Boxes Flashcards
Reaction speed
Standard free energy change (deltaGº’) indicates weather rxn will proceed but not how fast. To go faster, rxn needs enzyme (catalyst)
Acid-Base balance and kidneys
Kidneys regulate blood pH (7.37-7.43) by removing protons from the blood in the form of ammonium ion (NH4+) and reabsorbing bicarbonate (HCO3-) into blood.
Low pH –> removal of protons, reabsorption of bicarbonate.
High pH –> fewer protons removed, less bicarbonate reabsorbed.
Respiratory acidosis
Hypoventilation leads to an increase in CO2. Carbonic anhydrase converts CO2 into carbonic acid, lowering pH.
Metabolic acidosis
When the body produces too much acid. It can also occur when the kidneys are not removing enough acid from the body. Addition of a strong acid that cannot be metabolized. Excretion of HCO3- via diarrhea, weakened kidney function (reabsorption).
Respiratory alkalosis
Hyperventilation leads to dec concentration of CO2 in blood.
Metabolic alkalosis
Addition of a strong base, loss of acid.
Gastric proton pump inhibitor
H+/K+ ATPase. Parietal cells in gastric lumen pump H+ into lumen, where it forms HCl. When a proton pump inhibitor is prescribed (ex omerprazole), HCL production is decreased. Dec absorption of nutrients (hypochlorhydria), reduced gastric acid efficiency enzymes, and inc susceptibility to food posioning.
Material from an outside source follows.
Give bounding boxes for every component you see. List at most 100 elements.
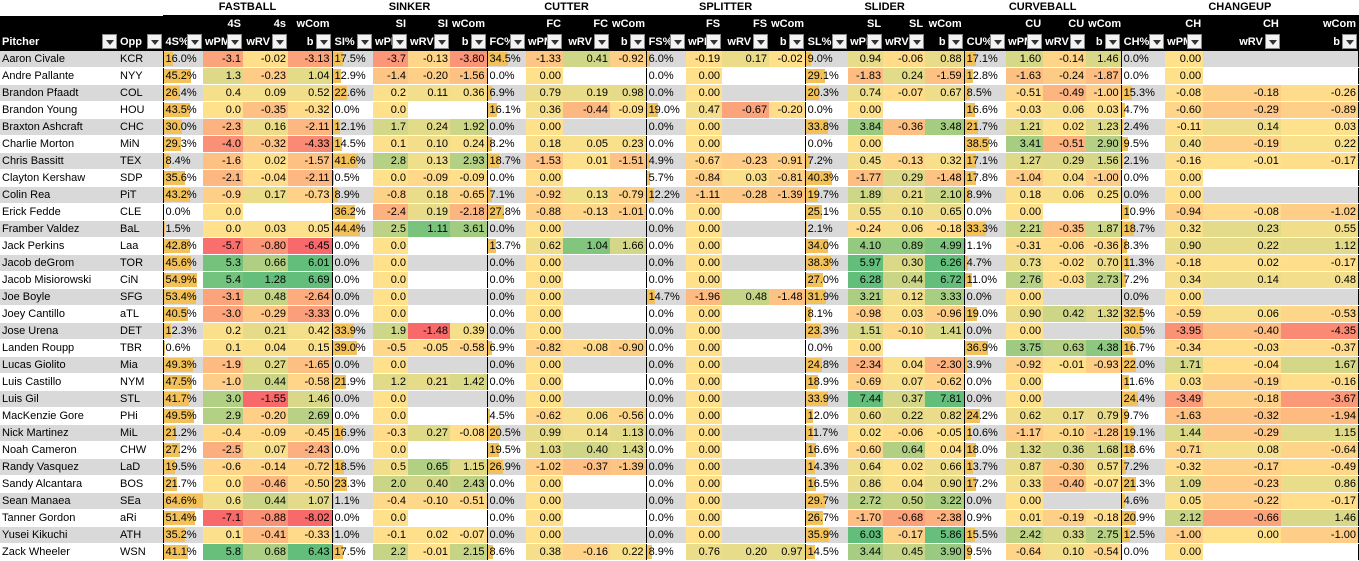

Cheleating agents for lead poisoning
Lead inhibits ALA, an enzyme involved in the biosynthesis of heme. Heme is a coenzyme of hemoglobin. Lead poisoning symptoms: abdominal pain, anemia, irritability, headache, signs of impaired NS. Administration of EDTA is used bc lead has a higher affinity for EDTA than for calcium. Lead is expelled in urine.
Troponin in MI
cTn-1 used as biomarker for detection of MI bc it is usually found in cardiac muscle, but after MI it can be found in serum.
Phosphatidylserine
Usually present in the intracellular sheet, but if cell is undergoing apoptosis phosphatidylserine displayed in the extracellular surface of the plasma membrane to attract phagocytes.
Niemann-Pick Disease
Enzyme that breaks down sphingomyelin (A-SMase) is deficient, so SM accumulates. Enlargment of liver and spleen, neurological issues, characteristic “cherry red spot” in retina.
Erythroblastosis fetalis
If mom is Rh- and first fetus is Rh+, mom produces antibodies during pregnancy. During second pregnancy, if fetus is RH+ antibodies can cross placenta and attack the fetus. Preventable by injecting mother with anti-RhD immunoglobulin.
Spur Cell Anemia
Elevated cholesterol levels in RBC causes them to become too rigid and burst as they pass through capillaries of the spleen. Membranes rupture.
Mimantine/Namenda
Glutamate is associated with Alzheimers. There are antagonists that act as glutamate inhibitors in the glutamate receptor (ligand gated).
Invocana
Medicine that inhibits SGLT1, preventing glucose from being absorbed into the blood and hence lowering blood glucose level. Treatment for diabetes.
Cystic Fibrosis
Mutation in CF gene causes mutated CFTR ion channel, which actively pumps Cl- out of the cells. Cl- accumulation inside the cell causes Na+ to flow in (NaCl), followed by water. Results in thicker mucus and susceptibility to illness. In sweat glands, result is very salty sweat. Autosomal recessive.
Cystinuria
Defect in dibasic amino acid transporter. Results in accumulation of cystine, arginine, lysine, and ortnithine. Cystine stones form in kidneys, patient presents with renal cholic. Autosomal recessive.
Hartnup
Defect in non-polar/neutral amino acid transporte (ex. alanine, valine, threonine, leucine, tryptopham). Tryptophan used as precursor for neurotransmitters and NADH+. Failure to thrive: cerebral ataxia, nystagmus, photodermatitis and photosensitivity.
Ouabain
Cardiotonic glycoside drug used to treat congestive heart failure (CHF) by blocking Na+/K+ ATPase. Results in Na+ intracellular accumulation and Ca2+ intracellular accumulation (bc glycoside slows down NCX). Ca2+ in the sarcoplasm results in stronger heart contraction.
Hemolytic anemia
A glycolytic disorder of pyruvate kinase (PK) in red blood cells that disrupts their ion gradient due to lack of ATP and causes them to die prematurely.
Starvation and the brain
Brain needs glucose for energy bc it is the only fuel molecule that can cross the blood brain barrier (BBB). During starvation, brain gets glucose from liver via gluconeogenesis and uses ketone bodies for fuel (which are acidic).